I am actually more interested in the other major claim that Ashish made, that we also talked a little bit about in our podcast conversation, that students do not realize the opportunity cost of engaging in zero sum politics during their time in undergraduate. Here is an extract:
Adults don’t necessarily grasp the argument that the opportunity cost of politics is work. But they understand the rules of the game called life. They do understand that the opportunity cost of politics is an increase in the probability of losing their wages. And so they still practice politics, but more covertly. Not, in other words, an ideal situation if the system is trying to optimize work, but hey, better than overt politics.
How to get students to understand that the opportunity cost of politics is learning? That the opportunity cost of politics is not getting fun projects done? That the opportunity cost of resolving arguments, or adjudicating who said what to whom and when is not being able to start other fun learning based projects?
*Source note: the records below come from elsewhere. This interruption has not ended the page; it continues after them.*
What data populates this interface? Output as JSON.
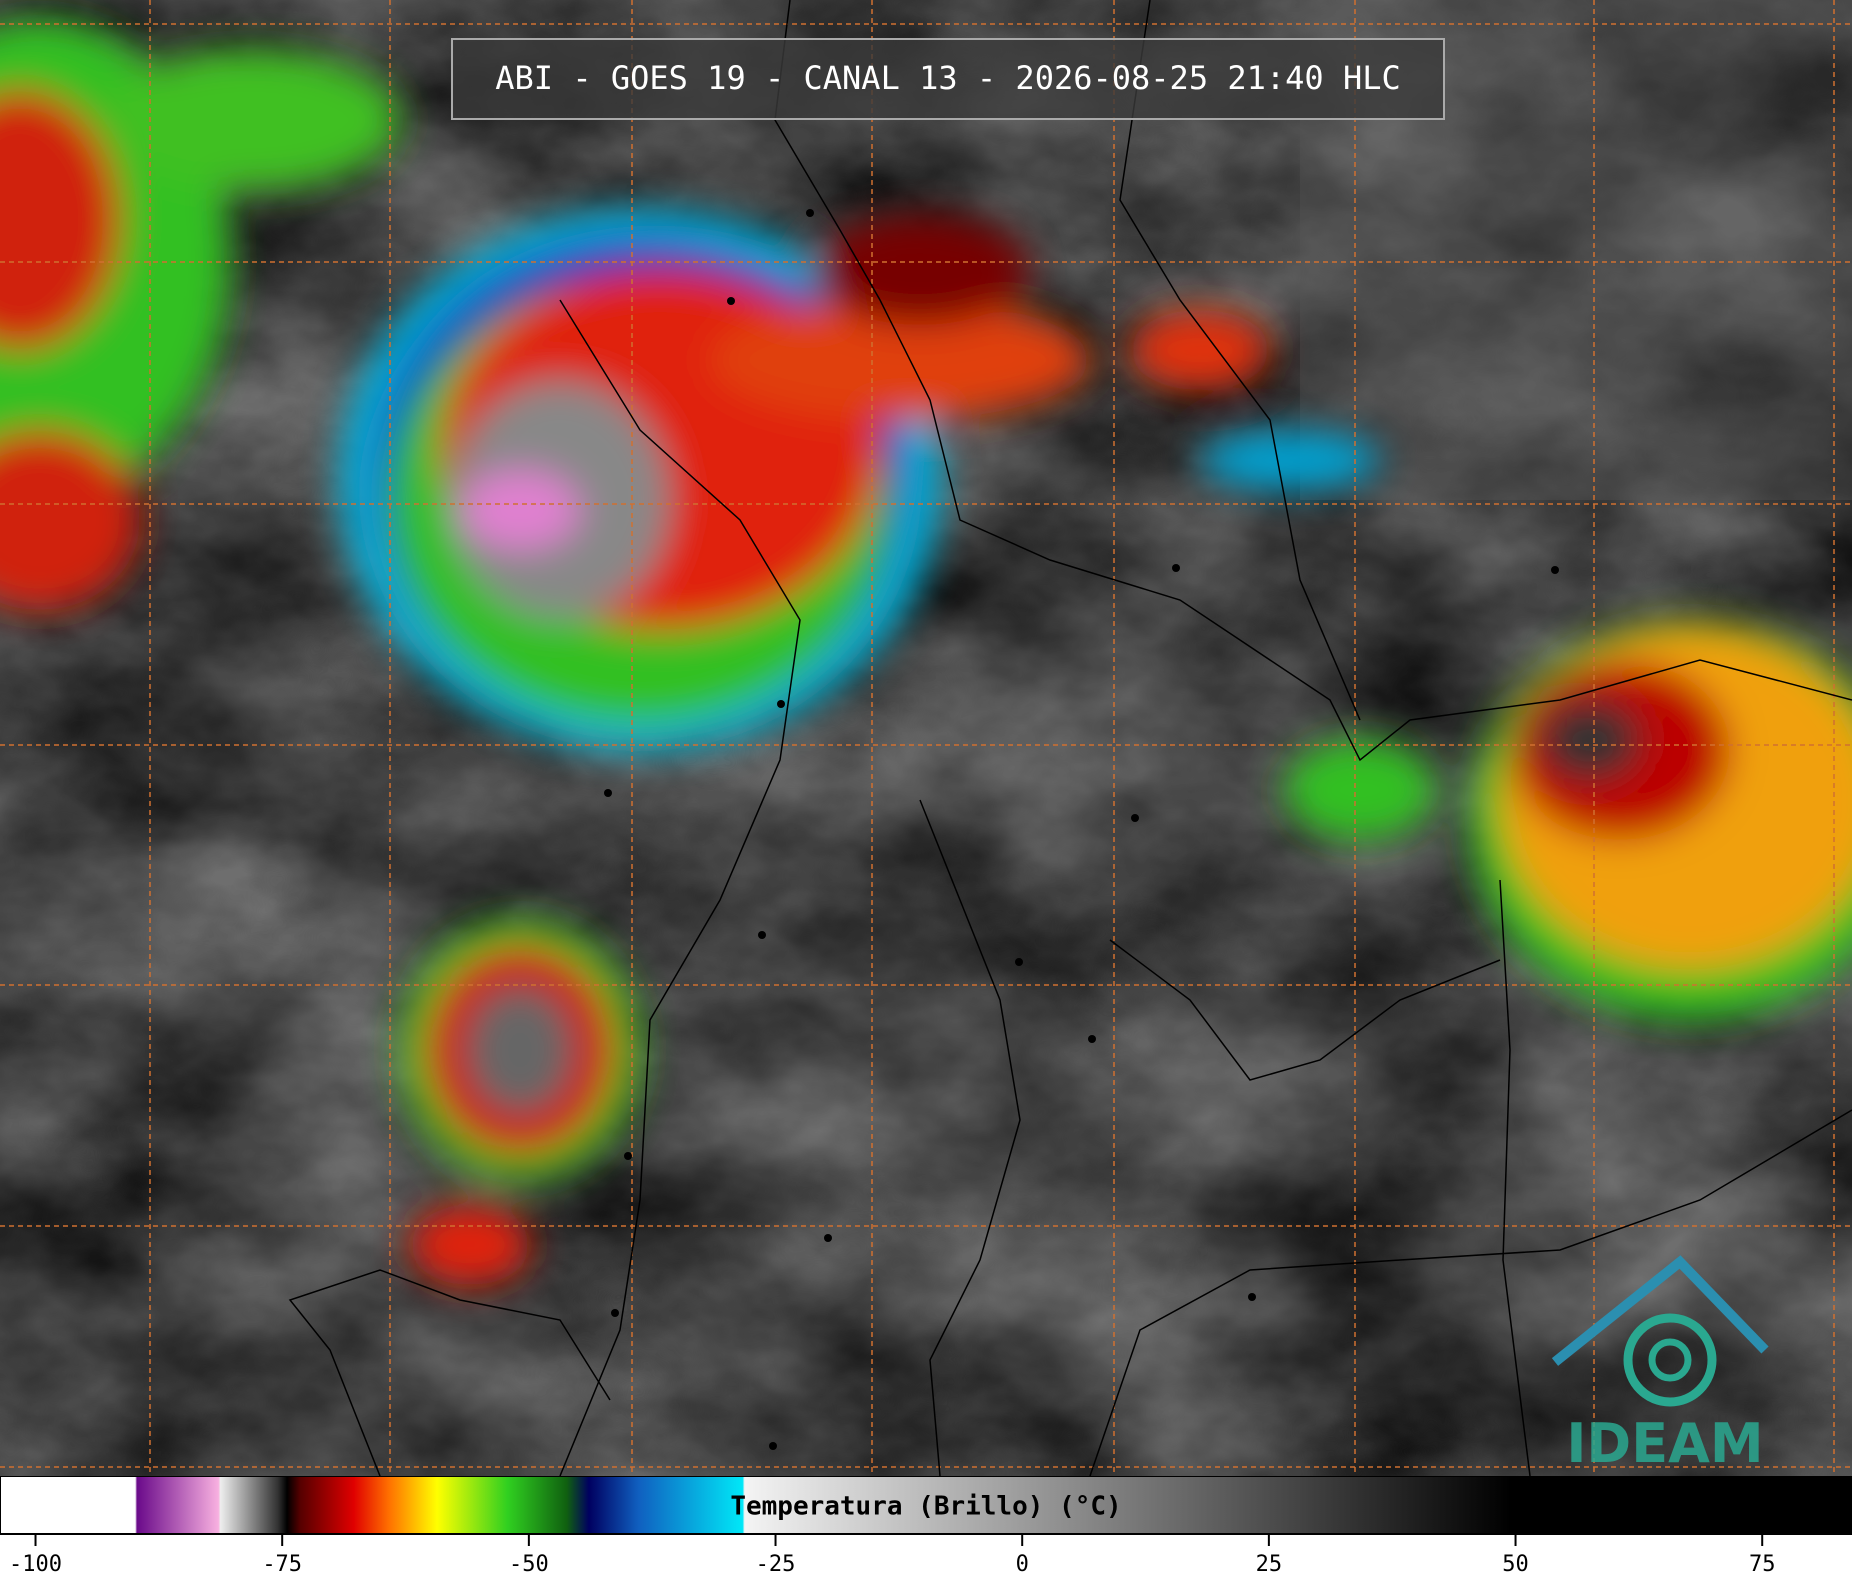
{
  "header": {
    "title": "ABI - GOES 19 - CANAL 13 - 2026-08-25 21:40 HLC"
  },
  "colorbar": {
    "label": "Temperatura (Brillo) (°C)",
    "xlim": [
      -103.6,
      84.1
    ],
    "xticks": [
      -100,
      -75,
      -50,
      -25,
      0,
      25,
      50,
      75
    ]
  },
  "logo": {
    "text": "IDEAM"
  }
}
There’s no price mechanism at play, there’s illusions of immortality (they don’t get that time is limited), they don’t have the responsibility of putting food on the table (they come from a socialized economy called a family), and they haven’t experienced the tragedies of adult life.
To them, winning a political argument against the other side is the best use of their time.
He specifically notes that the reason why undergraduate students are not likely to understand and think in terms of opportunity costs to their actions because most of their actions and decisions do not have immediate large impact on their family or themselves. So prioritizing spending multiple hours online to argue for your political agenda over say - your studies will not have as big an impact on either the student or their family. Maybe other than a drop in their grades, which again, is not linearly caused. Does it mean that students should not do politics? What does that imply? Would that encourage a politically apathetic population? Or is there something more nuanced about understanding the zero sum nature of whiling away your time in political debates online and offline bolstered by a lack of understanding of opportunity cost? I will follow on this question in a subsequent post.